Aku adalah manusia jahat bila membencinya karna ini semua. Aku adalah manusia egois bila meninggalkannya karna kelemahannya. Dia sangat membutuhkan ku meskipun aku bukanlah manusia yang sempurna yang bisa menolongnya. Dia, lelaki yang baik seperti yang ayah bilang. Dia selalu membuat aku tertawa, dia selalu ada meskipun dia sendiri jauh lebih menderita dari ku.
***
Aku masih ingat dengan baik, waktu itu tepat Jam 4 sore setelah 3 hari dia menceritakan sakitnya pada ku, ibunya menelpon ku, meminta ku untuk datang. Pangerang ku kini sudah jauh lebih baik, bahkan sekarang dia sudah sanggup berdiri dan berjalan tanpa bantuan, itu kata ibunya. Aku sangat senang mendengarnya, ayah menyuruh supir untuk mengantarku. Sampai disana, ibunya menolong ku turun dari mobil, wajahnya terlihat lebih cerah dari hari kemarin, dengan sabar dia mendorong kursi roda ku, membawa ku pada pangerang ku.
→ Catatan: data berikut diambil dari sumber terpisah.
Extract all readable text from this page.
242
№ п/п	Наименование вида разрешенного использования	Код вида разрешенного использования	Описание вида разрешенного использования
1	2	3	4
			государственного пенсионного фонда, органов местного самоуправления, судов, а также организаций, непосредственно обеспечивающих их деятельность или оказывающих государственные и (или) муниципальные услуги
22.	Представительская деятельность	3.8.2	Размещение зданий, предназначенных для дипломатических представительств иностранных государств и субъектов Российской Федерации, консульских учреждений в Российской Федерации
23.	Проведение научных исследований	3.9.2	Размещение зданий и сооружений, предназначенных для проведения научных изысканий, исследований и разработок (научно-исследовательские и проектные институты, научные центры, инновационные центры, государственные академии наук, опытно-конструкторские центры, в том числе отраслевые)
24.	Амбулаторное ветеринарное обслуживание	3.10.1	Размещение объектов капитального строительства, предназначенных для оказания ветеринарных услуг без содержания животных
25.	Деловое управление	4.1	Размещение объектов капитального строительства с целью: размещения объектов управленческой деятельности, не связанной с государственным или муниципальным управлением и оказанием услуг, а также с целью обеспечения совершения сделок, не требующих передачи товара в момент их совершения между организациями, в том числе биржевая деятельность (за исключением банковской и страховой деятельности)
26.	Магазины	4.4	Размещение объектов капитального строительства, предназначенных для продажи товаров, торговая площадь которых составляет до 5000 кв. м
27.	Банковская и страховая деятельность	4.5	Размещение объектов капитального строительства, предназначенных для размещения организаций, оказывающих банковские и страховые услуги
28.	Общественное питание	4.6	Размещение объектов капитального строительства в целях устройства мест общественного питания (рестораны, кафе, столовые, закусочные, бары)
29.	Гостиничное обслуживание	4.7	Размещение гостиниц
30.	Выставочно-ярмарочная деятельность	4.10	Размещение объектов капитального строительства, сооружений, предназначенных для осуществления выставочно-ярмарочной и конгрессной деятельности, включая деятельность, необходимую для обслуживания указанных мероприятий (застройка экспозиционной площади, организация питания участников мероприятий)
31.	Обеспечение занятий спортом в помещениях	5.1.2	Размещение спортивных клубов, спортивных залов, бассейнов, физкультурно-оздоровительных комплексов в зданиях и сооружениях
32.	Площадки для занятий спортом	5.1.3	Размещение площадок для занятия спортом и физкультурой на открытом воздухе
Disana, aku melihat pangerang ku berdiri ditepi danau kecil, ya tepatnya dibelakang rumah mungil itu. Seperti impian ku, sebuah danau, airnya yang tenang, rumput-rumput hijau bergoyang lambai dan sebuah kursi bertengger ditengah taman. Wah, itu tempat yang sungguh indah, itu yang selalu terucap dari bibir ku, aku tak berhenti berucap takjub.
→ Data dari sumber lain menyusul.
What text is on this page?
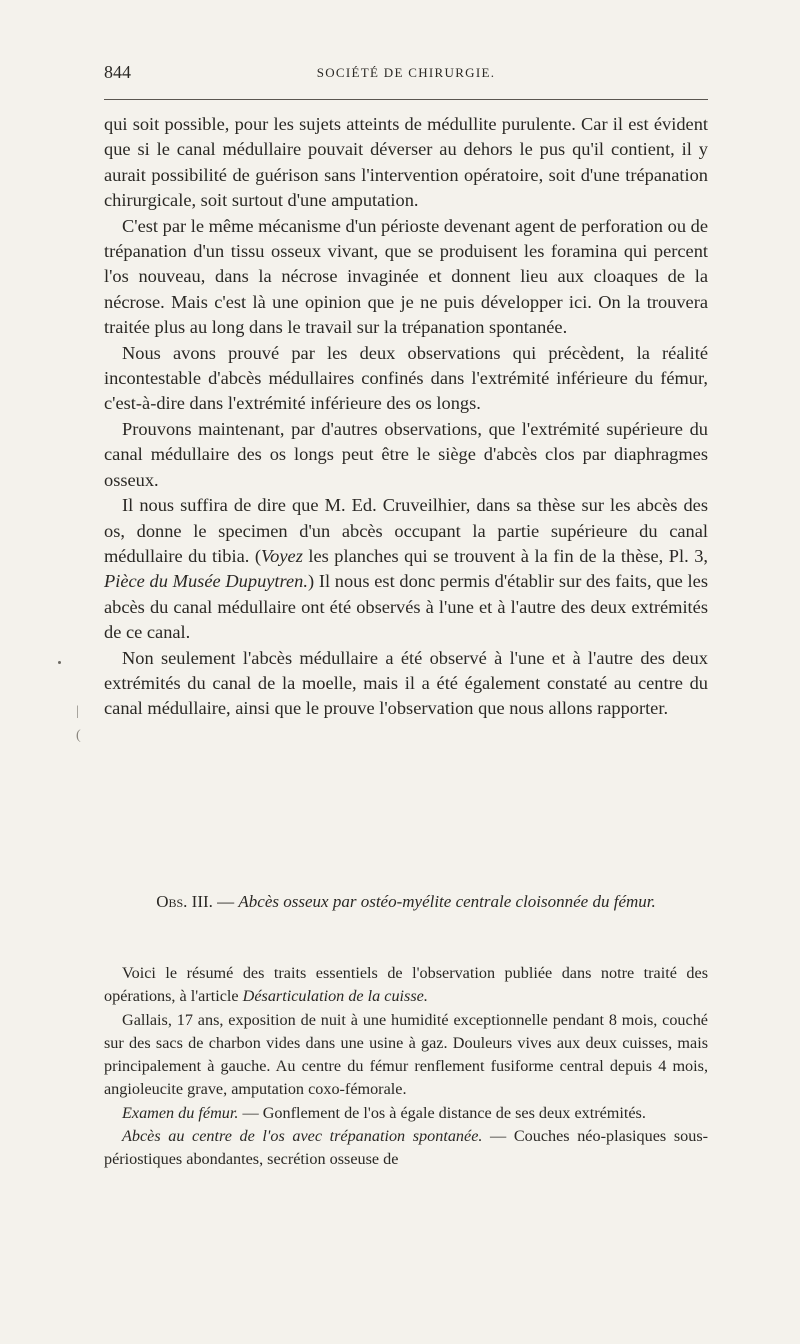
844	SOCIÉTÉ DE CHIRURGIE.

qui soit possible, pour les sujets atteints de médullite purulente. Car il est évident que si le canal médullaire pouvait déverser au dehors le pus qu'il contient, il y aurait possibilité de guérison sans l'intervention opératoire, soit d'une trépanation chirurgicale, soit surtout d'une amputation.

C'est par le même mécanisme d'un périoste devenant agent de perforation ou de trépanation d'un tissu osseux vivant, que se produisent les foramina qui percent l'os nouveau, dans la nécrose invaginée et donnent lieu aux cloaques de la nécrose. Mais c'est là une opinion que je ne puis développer ici. On la trouvera traitée plus au long dans le travail sur la trépanation spontanée.

Nous avons prouvé par les deux observations qui précèdent, la réalité incontestable d'abcès médullaires confinés dans l'extrémité inférieure du fémur, c'est-à-dire dans l'extrémité inférieure des os longs.

Prouvons maintenant, par d'autres observations, que l'extrémité supérieure du canal médullaire des os longs peut être le siège d'abcès clos par diaphragmes osseux.

Il nous suffira de dire que M. Ed. Cruveilhier, dans sa thèse sur les abcès des os, donne le specimen d'un abcès occupant la partie supérieure du canal médullaire du tibia. (Voyez les planches qui se trouvent à la fin de la thèse, Pl. 3, Pièce du Musée Dupuytren.) Il nous est donc permis d'établir sur des faits, que les abcès du canal médullaire ont été observés à l'une et à l'autre des deux extrémités de ce canal.

Non seulement l'abcès médullaire a été observé à l'une et à l'autre des deux extrémités du canal de la moelle, mais il a été également constaté au centre du canal médullaire, ainsi que le prouve l'observation que nous allons rapporter.

Obs. III. — Abcès osseux par ostéo-myélite centrale cloisonnée du fémur.

Voici le résumé des traits essentiels de l'observation publiée dans notre traité des opérations, à l'article Désarticulation de la cuisse.

Gallais, 17 ans, exposition de nuit à une humidité exceptionnelle pendant 8 mois, couché sur des sacs de charbon vides dans une usine à gaz. Douleurs vives aux deux cuisses, mais principalement à gauche. Au centre du fémur renflement fusiforme central depuis 4 mois, angioleucite grave, amputation coxo-fémorale.

Examen du fémur. — Gonflement de l'os à égale distance de ses deux extrémités.

Abcès au centre de l'os avec trépanation spontanée. — Couches néo-plasiques sous-périostiques abondantes, secrétion osseuse de

|
(
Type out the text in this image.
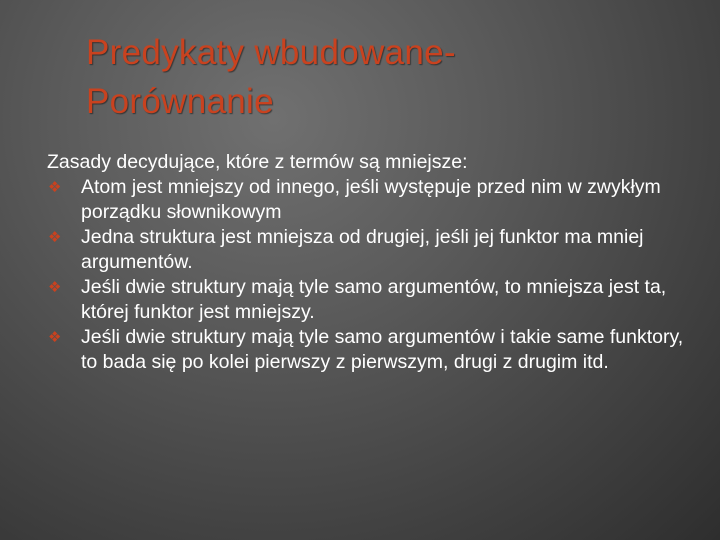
Predykaty wbudowane-
Porównanie

Zasady decydujące, które z termów są mniejsze:

❖ Atom jest mniejszy od innego, jeśli występuje przed nim w zwykłym porządku słownikowym
❖ Jedna struktura jest mniejsza od drugiej, jeśli jej funktor ma mniej argumentów.
❖ Jeśli dwie struktury mają tyle samo argumentów, to mniejsza jest ta, której funktor jest mniejszy.
❖ Jeśli dwie struktury mają tyle samo argumentów i takie same funktory, to bada się po kolei pierwszy z pierwszym, drugi z drugim itd.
Ibunya meninggalkan ku, pangerang ku terlihat sangat baik, dia sangat baik bahkan dia menggendongku dipunggung lebarnya itu. Dia sudah kembali seperti dulu, dia sudah kuat menggendong ku. Dia membawa ku melihat semuanya sambil sesekali bercerita. Dulu ayahnya sering membawanya kedanau itu, menemaninya bermain, ayahnya seorang penulis puisi, setidaknya itu yang ayahnya wariskan padanya.
“Ayah bisa duduk berjam-jam dibangku itu untuk melahirkan puisi-puisi yang bagus. Setelah itu ayah akan membacakannya pada ku, puisinya penuh kedamaian. Itu sebabnya aku ingin sekali seperti dia” ceritanya dengan bahagia.
“Hari ini, seperti hari pertama kau menggendong ku membawa ku keluar dari rumahku. Rasanya sungguh aneh, ada bahagia, gemetaran dan malu. Itu pertama kalinya pria asing menggendong ku dipunggungnya, takut-takut kau tak tahan menggendong ku. Tapi waktu itu aku tak perduli bila dipertengahan kau menjatuhkan ku, karna waktu itu aku sangat bahagia sama seperti hari ini, aku sangat bahagia” ungkap ku dengan sangat bahagia.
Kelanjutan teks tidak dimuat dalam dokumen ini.